Safeguarding Teachers and Staff: What Can Schools Do?
The Impact of Ofsted Inspections on Mental Health:
Ruth Perry’s case has brought to light the tremendous stress and pressure that teachers and school staff experience during Ofsted inspections. The coroner’s ruling attributing Perry’s suicide to the inspection process has prompted widespread concerns about the methods used by Ofsted and their potential impact on educators’ mental health. A “prevention of future deaths” notice was issued, demanding urgent action from the education watchdog.
Addressing the Wellbeing of School Staff:
The new Chief Inspector of Education, Martyn Oliver, has vowed to launch an inquiry into Ofsted’s involvement in Perry’s tragic death. In the meantime, he has suspended all inspections until assessors receive training and support on reducing the stress caused by inspections. Oliver emphasised that this training is not a one-off event but part of a comprehensive effort to enhance inspectors’ ability to manage the wellbeing of those they inspect.
Recognising Signs of Mental Health Struggles:
Schools should actively look out for signs that teachers and staff may be struggling with their mental health. Some common indicators include increased absenteeism, significant changes in behaviour or mood, noticeable signs of exhaustion, and a decline in job performance. It is essential for school leaders, colleagues, and even students to actively support and create a safe and nurturing environment where individuals feel comfortable seeking help.
CURA Safeguarding Software:
To effectively address and monitor concerns related to the mental health and wellbeing of teachers and staff, schools can leverage technology such as CURA’s Staff Module within the Safeguarding software. This powerful tool enables schools to log and track concerns at an early stage, as well as monitor the progress of support services provided to each individual. By centralising information and promoting communication between staff members, this software facilitates the identification and appropriate management of mental health issues.
Creating a Supportive School Culture:
Beyond using software, schools must also foster a culture of support and empathy. It is crucial to provide teachers and staff with access to mental health resources, such as confidential counseling services and regular wellbeing check-ins. Prioritising the mental health and wellbeing of educators demonstrates a commitment to their overall welfare, promoting a healthier and more positive school environment.

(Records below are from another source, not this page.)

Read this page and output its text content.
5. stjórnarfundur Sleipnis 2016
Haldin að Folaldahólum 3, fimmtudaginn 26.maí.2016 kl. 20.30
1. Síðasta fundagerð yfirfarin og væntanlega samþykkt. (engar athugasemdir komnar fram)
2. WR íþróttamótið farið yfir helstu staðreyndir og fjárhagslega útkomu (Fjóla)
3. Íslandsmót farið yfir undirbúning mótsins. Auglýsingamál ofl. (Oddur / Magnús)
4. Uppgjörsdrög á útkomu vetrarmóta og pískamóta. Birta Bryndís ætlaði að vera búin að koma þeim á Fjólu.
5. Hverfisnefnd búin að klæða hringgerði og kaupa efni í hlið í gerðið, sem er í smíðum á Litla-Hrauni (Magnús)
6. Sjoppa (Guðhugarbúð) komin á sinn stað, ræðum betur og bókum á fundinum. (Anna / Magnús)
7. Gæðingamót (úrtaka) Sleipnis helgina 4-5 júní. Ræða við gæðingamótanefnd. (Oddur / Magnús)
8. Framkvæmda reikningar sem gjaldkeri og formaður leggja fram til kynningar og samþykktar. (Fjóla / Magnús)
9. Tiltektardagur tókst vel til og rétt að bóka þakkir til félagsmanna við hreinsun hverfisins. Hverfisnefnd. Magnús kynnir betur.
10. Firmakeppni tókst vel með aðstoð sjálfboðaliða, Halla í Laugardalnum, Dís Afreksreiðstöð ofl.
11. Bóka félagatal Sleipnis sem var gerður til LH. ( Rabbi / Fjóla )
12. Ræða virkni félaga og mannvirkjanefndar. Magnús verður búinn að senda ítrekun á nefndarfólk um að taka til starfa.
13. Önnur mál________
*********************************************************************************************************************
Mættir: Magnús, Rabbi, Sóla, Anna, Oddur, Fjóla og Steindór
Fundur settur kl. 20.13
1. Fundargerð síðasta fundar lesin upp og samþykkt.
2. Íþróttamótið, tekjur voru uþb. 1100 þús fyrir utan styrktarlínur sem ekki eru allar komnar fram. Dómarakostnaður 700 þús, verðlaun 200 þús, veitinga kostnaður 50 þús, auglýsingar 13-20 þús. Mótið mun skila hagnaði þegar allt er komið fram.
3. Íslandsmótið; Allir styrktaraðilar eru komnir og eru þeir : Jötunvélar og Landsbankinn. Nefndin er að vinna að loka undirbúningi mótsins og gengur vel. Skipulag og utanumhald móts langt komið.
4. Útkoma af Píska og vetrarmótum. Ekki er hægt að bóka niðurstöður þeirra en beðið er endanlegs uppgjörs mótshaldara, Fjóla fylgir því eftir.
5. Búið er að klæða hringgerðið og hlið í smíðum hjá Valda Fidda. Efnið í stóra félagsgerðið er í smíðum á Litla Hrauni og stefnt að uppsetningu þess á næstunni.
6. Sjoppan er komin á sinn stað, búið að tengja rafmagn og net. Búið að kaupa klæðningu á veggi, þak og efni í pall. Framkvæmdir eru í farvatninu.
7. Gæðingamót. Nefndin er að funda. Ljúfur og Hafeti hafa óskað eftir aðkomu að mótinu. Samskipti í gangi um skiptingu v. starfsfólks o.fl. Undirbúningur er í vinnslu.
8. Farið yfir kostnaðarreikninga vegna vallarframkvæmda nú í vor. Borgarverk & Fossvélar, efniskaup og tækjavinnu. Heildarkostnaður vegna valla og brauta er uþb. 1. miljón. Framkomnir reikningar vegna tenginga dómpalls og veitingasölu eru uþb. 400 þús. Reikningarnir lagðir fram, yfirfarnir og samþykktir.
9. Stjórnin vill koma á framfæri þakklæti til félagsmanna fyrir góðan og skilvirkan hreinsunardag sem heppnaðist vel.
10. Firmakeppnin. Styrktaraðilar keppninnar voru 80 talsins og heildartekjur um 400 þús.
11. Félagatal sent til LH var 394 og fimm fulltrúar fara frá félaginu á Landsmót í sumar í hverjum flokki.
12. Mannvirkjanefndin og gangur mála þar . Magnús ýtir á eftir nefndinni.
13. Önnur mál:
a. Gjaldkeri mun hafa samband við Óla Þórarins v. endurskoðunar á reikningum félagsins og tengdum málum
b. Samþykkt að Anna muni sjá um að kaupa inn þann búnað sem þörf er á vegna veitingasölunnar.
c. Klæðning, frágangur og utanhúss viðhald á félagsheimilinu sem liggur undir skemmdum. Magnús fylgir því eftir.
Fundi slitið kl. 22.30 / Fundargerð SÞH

Collaboration with External Partners:
Schools should collaborate with external partners, such as mental health professionals and local support networks, to ensure comprehensive support for teachers and staff. Establishing strong partnerships enables schools to access additional resources, gain valuable insights, and provide a network of support that extends beyond the school’s immediate community.
The halt of Ofsted inspections following Ruth Perry’s tragic suicide serves as a wake-up call for the education system to prioritise the mental health and wellbeing of teachers and staff. School leaders must actively address concerns, recognise signs of mental health struggles, and implement safeguards to protect their educators. Using technology like Cura Safeguarding software, fostering a supportive school culture, and collaborating with external partners can all contribute to creating a safer and more conducive environment for teachers and staff. By taking these proactive measures, schools can ensure the wellbeing of their educators, ultimately benefiting both the individuals and the entire school community.